Posts tagged zadie smith
Zadie Smith reads Frank O’Hara’s “Animals”

The Coudal Partners site is an old jewelry box of hidden gems, including a Verse by Voice section where people call in to read poems over voicemail; this is Zadie Smith reading Frank O’Hara's “Animals.” I've been listening to it every couple of minutes for the last hour or so. There is something almost unbearably sad in her voice, and grave in her delivery, that is a perfect match for the poem, especially in the way she rises to the finish just before the break between these two lines:

O you
were the best of all my days

Reading: Changing My Mind by Zadie Smith

Zadie Smith on E. M. Forster: 

Forster's novels are full of people who'd think twice before borrowing a Forster novel from the library. Well—they'd want to know—is it worth the bother or not?

On George Eliot:

In order to be attentive to Fred, Eliot had to take the long way round. It was a philosopher, Spinoza, who first convinced her of the importance of experience. It was theory that brought her to practice. These days, writer of ideas has become a term of abuse: we think "Ideas" are the opposite of something we call "Life." It wasn't that way with Eliot. In fact, her ability to animate ideas is so acute she is able to fool the great Henry James into believing Fred Vincy a commonplace young man who has wandered into Middlemarch with no purpose, when really nothing could be further from the truth.

On Zora Neale Hurston:

She grew up a fully human being, unaware that she was meant to consider herself a minority, an other, an exotic or something depleted in rights, talents, desires, and expectations. As an adult, away from Eatonville, she found the world was determined to do its best to remind her of her supposed inferiority, but Hurston was already made, and the metaphysical confidence she claimed for her life ("I am not tragically colored") is present, with equal, refreshing force, in her fiction. She liked to yell "Culllaaaah Struck!" when she entered a fancy party—almost everybody was. But Hurston herself was not. "Blackness," as she understood it and wrote about it, is as natural and inevitable and complete to her as, say, "Frenchness" is to Flaubert. It is also as complicated, as full of blessings and curses. One can be no more removed from it than from one's arm, but it is no more the total measure of one's being than an arm is.

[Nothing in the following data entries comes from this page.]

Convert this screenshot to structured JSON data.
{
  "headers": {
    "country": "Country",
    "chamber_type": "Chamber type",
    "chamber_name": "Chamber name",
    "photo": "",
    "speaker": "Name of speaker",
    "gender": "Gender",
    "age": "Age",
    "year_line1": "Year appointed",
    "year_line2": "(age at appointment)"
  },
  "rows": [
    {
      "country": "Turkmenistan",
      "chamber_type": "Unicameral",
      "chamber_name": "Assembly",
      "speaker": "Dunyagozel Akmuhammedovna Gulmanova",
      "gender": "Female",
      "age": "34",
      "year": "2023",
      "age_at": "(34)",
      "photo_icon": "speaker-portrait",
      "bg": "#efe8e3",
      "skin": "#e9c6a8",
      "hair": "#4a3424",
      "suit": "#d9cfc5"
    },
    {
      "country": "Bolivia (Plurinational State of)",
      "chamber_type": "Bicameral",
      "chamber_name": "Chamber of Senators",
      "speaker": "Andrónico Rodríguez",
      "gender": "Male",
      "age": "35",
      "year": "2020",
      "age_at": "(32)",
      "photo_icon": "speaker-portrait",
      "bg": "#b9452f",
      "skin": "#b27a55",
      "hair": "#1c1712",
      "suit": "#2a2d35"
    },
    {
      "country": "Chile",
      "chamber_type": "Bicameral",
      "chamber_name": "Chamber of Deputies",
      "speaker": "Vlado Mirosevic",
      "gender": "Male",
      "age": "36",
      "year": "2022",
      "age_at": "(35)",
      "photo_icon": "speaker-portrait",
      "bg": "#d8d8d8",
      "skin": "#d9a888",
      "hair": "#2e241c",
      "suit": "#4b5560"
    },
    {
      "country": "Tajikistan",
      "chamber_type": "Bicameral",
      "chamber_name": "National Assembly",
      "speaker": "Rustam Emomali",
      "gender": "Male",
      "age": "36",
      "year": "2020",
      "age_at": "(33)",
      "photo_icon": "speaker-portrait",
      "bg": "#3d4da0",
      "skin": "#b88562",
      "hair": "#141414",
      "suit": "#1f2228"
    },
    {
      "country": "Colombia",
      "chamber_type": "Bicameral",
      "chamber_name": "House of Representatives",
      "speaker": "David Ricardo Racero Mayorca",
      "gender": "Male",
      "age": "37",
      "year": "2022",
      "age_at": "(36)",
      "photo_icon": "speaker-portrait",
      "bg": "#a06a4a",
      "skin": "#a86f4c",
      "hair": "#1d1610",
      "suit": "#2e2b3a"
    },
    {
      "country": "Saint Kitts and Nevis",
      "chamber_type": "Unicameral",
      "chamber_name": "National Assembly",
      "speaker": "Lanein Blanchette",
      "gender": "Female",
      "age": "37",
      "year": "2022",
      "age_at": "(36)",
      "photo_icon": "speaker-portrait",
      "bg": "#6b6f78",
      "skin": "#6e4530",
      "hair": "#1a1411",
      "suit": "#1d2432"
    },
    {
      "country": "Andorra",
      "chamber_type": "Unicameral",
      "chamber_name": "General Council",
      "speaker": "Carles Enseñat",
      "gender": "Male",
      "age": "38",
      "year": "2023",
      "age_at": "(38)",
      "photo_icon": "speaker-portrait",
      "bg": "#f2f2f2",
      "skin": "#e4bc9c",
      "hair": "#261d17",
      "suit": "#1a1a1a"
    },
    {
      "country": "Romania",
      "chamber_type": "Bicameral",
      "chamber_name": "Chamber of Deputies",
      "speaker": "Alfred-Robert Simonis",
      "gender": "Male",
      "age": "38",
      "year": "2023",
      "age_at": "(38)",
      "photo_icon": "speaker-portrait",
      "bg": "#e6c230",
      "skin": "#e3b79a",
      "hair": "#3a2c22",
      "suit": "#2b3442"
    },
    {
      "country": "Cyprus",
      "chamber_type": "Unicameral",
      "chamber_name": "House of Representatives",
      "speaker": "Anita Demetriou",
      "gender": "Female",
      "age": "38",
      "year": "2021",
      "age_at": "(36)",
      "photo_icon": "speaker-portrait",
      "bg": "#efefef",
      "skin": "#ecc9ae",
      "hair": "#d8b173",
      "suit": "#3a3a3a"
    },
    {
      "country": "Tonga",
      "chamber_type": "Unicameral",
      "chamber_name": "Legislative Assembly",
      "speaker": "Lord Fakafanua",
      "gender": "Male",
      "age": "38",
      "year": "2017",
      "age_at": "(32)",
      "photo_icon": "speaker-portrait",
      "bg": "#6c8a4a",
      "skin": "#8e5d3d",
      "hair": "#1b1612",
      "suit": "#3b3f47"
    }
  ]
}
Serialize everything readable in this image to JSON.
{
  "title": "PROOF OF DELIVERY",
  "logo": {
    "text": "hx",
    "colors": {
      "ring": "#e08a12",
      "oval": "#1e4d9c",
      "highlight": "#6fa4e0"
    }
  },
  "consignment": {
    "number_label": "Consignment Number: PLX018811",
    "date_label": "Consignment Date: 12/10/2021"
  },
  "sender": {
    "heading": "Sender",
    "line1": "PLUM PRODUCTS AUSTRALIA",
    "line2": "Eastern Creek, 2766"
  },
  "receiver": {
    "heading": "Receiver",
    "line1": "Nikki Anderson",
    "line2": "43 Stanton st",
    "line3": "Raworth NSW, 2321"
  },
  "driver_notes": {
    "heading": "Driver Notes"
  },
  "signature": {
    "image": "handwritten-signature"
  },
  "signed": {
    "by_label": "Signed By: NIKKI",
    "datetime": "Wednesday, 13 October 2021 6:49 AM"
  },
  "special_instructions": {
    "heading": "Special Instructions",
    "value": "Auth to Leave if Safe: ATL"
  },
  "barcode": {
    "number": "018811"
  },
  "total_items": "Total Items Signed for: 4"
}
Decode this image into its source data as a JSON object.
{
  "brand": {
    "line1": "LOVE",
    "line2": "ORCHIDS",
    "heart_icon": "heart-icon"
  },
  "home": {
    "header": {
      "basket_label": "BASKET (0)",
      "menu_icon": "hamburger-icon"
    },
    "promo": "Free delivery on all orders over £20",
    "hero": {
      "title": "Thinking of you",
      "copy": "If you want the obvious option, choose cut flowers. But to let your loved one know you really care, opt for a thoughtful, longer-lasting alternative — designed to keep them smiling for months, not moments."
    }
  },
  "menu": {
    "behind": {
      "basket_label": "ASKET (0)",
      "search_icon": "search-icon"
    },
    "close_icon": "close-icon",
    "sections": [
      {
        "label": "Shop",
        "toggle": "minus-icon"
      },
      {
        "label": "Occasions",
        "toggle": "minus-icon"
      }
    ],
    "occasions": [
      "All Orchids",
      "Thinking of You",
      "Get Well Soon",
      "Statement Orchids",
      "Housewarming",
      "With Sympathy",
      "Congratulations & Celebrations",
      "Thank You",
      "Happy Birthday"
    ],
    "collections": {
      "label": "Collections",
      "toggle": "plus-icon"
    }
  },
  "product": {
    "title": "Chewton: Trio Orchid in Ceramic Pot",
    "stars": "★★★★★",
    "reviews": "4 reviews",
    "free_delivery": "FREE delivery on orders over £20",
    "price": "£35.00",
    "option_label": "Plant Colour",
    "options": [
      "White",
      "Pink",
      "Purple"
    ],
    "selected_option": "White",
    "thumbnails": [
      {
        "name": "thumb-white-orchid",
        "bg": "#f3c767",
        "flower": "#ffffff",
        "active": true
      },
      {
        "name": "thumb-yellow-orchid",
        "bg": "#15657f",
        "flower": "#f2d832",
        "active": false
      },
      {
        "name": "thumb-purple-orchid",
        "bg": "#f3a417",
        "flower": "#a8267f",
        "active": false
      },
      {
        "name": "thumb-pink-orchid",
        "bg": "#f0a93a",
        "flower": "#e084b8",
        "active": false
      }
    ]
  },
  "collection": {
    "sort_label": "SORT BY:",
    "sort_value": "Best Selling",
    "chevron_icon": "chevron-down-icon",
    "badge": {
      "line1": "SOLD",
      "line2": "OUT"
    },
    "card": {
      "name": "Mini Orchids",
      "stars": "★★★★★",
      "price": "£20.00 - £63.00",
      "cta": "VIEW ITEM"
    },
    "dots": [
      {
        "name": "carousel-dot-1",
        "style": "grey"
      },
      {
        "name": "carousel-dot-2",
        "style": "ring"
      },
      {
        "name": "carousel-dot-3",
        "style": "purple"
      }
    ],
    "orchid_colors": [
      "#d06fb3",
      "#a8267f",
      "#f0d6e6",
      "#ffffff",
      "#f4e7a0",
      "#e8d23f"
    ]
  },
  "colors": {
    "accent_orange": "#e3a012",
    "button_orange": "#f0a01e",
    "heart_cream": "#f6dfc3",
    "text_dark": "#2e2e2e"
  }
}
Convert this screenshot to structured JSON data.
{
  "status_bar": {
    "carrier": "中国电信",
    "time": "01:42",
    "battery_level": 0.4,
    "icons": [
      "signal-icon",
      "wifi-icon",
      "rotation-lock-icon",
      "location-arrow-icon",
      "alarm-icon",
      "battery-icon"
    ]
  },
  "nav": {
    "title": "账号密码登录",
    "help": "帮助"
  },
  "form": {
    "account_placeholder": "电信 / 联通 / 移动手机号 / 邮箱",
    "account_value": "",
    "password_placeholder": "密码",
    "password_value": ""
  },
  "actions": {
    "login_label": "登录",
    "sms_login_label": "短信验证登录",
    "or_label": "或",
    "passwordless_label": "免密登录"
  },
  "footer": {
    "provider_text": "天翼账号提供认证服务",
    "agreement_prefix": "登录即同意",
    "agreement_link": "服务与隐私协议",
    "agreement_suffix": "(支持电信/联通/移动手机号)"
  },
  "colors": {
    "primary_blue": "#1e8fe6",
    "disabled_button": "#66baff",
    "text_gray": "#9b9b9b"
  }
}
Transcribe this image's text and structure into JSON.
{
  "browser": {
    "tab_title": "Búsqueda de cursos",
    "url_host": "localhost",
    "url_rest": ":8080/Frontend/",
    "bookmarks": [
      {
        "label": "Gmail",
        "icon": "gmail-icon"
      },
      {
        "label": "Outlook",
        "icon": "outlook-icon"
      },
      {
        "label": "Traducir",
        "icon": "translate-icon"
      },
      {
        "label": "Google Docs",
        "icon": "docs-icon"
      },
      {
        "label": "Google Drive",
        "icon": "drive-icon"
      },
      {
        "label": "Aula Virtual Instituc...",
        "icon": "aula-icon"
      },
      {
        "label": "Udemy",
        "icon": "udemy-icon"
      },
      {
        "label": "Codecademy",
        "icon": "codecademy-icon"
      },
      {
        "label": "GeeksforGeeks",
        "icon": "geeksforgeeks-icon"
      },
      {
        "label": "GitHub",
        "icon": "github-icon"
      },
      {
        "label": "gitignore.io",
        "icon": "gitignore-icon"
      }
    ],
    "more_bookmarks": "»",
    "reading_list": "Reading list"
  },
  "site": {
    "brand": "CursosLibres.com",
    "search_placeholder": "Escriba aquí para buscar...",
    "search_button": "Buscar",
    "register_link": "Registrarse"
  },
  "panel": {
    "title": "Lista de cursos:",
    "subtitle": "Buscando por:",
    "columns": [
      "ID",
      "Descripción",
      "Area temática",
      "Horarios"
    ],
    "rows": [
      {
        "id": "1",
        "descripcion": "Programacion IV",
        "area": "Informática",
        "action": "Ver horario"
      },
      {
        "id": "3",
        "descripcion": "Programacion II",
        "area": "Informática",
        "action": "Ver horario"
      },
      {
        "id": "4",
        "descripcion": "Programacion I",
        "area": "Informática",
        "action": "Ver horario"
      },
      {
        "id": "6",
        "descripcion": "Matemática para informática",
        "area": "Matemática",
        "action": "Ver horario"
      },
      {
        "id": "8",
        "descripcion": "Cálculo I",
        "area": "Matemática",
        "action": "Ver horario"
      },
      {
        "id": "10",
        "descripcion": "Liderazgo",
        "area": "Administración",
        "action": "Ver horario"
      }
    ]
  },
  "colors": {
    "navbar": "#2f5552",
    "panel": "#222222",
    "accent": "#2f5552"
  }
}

I love how she speaks of these writers like close, treasured, flawed, wonderful friends. Zadie Smith is one of those rare people who, the more you read her, and the more you read about her, the more you want to know.

+ Zadie Smith, Changing My Mind: Occasional Essays

Reading: On Beauty by Zadie Smith

Prompted by a conversation with Chips last week, I started reading this over the weekend. You can now add me to the Zadie Smithconverts: this book is a December surprise that's been sitting on my bookshelf since October. It's marvelous. How nice to not be disappointed after all the hype for once (it's been a disappointing year for me, book-wise and hype-wise). The comedy doesn't scream COMEDY (I prefer it when the humor flows from the line, you know?), and the drama is human, not melodramatic. Of course, I'm far less interested in plot details than the average Joe, and such a sucker for pretty writing, so what do I know. But I'm finding the writing careful, clever, and well tended; thus far (p. 157), pitch perfect. Even the trivial details:

Up there behind glass the ideal people were exercising; down here the misshapen people were floating around, hoping. Twice a week this dynamic changed when the swim team graced the pool with their magnificence, relegating Zora and everyone else to the practice pool to share lanes with infants and senior citizens. Swim-team people launched themselves from the edge, remade their bodies in the image of darts, and then entered the pool like something the water had been waiting for and gratefully accepted. People like Zora sat carefully down on the gritty tiles, gave the water only their feet and then had a debate with their bodies about committing to the next stage. It was not at all unusual for Zora to get undressed, walk the pool, look at the athletes, sit down, put her toes in, get back up, walk the pool, look at the athletes, get dressed and leave the building.